To investigate issues, start by referring to your logging directory. Each Snakemake rule submitted to HTCondor will log a corresponding HTCondor job ID in the Snakemake standard out/error. You can use this job ID to check the standard out, standard error, and HTCondor job log for that specific rule. In some cases the error will indicate a user-solvable issue, e.g. “input file not found” might point to a typo in some part of your workflow. In other cases, errors might be solved by retrying the workflow, which causes Snakemake to pick up where it left off.

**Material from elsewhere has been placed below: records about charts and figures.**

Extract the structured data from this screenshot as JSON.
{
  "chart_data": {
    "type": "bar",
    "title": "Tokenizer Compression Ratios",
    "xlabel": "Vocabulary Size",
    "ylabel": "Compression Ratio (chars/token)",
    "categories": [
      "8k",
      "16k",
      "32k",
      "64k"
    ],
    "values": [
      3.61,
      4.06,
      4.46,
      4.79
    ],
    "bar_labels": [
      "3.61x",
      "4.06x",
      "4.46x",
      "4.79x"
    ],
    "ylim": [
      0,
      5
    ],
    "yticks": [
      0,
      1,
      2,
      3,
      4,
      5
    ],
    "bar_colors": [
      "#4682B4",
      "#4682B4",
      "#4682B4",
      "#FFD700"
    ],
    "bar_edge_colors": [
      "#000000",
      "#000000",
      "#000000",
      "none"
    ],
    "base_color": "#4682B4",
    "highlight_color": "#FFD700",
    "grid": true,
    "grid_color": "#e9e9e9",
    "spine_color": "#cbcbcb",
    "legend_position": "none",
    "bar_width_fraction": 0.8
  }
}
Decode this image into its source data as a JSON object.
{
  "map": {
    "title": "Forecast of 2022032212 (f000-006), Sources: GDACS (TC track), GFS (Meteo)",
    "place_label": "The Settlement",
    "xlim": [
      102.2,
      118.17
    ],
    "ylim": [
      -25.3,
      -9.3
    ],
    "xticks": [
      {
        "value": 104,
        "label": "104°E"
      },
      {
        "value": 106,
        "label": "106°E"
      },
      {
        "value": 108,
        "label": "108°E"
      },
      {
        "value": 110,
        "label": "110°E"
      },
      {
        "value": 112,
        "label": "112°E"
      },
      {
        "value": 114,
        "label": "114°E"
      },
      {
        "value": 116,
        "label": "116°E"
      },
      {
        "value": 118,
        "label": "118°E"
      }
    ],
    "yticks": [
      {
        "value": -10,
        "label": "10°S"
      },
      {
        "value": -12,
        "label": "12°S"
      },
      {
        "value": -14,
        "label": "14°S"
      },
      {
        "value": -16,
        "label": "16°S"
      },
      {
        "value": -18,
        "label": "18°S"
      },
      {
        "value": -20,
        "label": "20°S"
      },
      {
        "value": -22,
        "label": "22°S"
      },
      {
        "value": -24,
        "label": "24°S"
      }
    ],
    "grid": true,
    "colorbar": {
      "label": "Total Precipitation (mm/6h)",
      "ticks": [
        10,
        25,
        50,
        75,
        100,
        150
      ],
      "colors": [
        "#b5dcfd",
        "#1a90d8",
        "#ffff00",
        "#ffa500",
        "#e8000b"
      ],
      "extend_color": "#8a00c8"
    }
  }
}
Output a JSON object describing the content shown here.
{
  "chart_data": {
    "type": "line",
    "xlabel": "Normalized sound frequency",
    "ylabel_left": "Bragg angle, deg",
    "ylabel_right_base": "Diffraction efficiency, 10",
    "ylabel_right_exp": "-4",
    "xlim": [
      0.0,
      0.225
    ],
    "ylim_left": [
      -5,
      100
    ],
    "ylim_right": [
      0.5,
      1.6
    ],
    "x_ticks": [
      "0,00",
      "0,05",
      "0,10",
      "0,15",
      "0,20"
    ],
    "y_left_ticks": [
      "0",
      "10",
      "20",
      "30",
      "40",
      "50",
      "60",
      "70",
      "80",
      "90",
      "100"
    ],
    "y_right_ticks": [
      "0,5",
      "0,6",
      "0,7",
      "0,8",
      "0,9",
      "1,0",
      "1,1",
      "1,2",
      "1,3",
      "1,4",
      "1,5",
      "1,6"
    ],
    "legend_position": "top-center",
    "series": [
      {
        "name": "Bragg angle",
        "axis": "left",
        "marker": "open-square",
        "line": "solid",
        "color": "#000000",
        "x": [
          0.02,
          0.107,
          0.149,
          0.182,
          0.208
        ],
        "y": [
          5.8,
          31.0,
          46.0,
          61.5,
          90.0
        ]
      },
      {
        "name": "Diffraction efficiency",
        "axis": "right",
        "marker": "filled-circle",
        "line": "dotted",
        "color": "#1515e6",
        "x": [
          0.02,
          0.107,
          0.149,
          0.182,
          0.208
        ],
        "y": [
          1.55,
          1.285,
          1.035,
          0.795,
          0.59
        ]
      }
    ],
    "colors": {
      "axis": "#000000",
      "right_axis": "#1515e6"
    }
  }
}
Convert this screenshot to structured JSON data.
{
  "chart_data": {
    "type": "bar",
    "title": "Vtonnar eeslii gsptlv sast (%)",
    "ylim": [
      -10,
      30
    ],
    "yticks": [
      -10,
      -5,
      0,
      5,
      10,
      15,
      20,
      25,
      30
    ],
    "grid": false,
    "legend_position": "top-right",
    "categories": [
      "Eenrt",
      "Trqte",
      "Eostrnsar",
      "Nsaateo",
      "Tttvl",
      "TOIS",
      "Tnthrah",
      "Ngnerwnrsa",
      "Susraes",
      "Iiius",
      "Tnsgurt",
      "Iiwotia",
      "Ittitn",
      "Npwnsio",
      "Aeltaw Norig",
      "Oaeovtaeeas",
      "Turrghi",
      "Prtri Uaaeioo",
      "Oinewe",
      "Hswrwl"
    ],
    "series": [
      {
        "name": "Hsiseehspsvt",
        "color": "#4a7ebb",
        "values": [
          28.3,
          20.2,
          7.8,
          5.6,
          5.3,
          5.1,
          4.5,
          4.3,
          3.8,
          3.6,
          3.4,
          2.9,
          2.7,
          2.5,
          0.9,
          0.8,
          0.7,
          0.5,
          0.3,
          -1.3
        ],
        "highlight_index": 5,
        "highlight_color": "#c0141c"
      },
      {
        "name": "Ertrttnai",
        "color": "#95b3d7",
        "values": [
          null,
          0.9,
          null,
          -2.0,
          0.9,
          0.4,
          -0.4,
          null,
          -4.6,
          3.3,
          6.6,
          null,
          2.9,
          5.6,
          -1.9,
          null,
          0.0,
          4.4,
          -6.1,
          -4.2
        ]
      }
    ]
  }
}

If your workflow gets stuck on the same error after multiple consecutive retries and prevents your workflow from completing, this indicates some user/developer intervention is likely required. If you choose to open a github issue, please include a description of the error(s) and what troubleshooting steps you’ve already taken.
How To Fix HTCondor Creds Error
If you attempt to run a SPRAS HTCondor workflow and encounter an error containing:
raise CredsError("Credentials not found for this workflow")
it indicates you must upgrade the version of the HTCondor Snakemake executor bundled with your conda environment.
To upgrade, from your activated spras conda environment run:
pip install --force-reinstall git+https://github.com/htcondor/snakemake-executor-plugin-htcondor.git
Subsequently, verify that the git sha of the installed version matches the latest commit sha from the repo:
pip freeze | grep snakemake-executor-plugin-htcondor
This should result in something like:
snakemake-executor-plugin-htcondor @ git+https://github.com/htcondor/snakemake-executor-plugin-htcondor.git@68a345f8b9a281d8188fc33f134190c9f4ef7f27
where the trailing hexadecimal (everything after @) indicates the
commit. You can find the latest upstream commit by visiting the
executor
repository
and inspecting the commit history.
If the preceding steps did not update the installed version, you may
need to delete and rebuild your spras conda environment.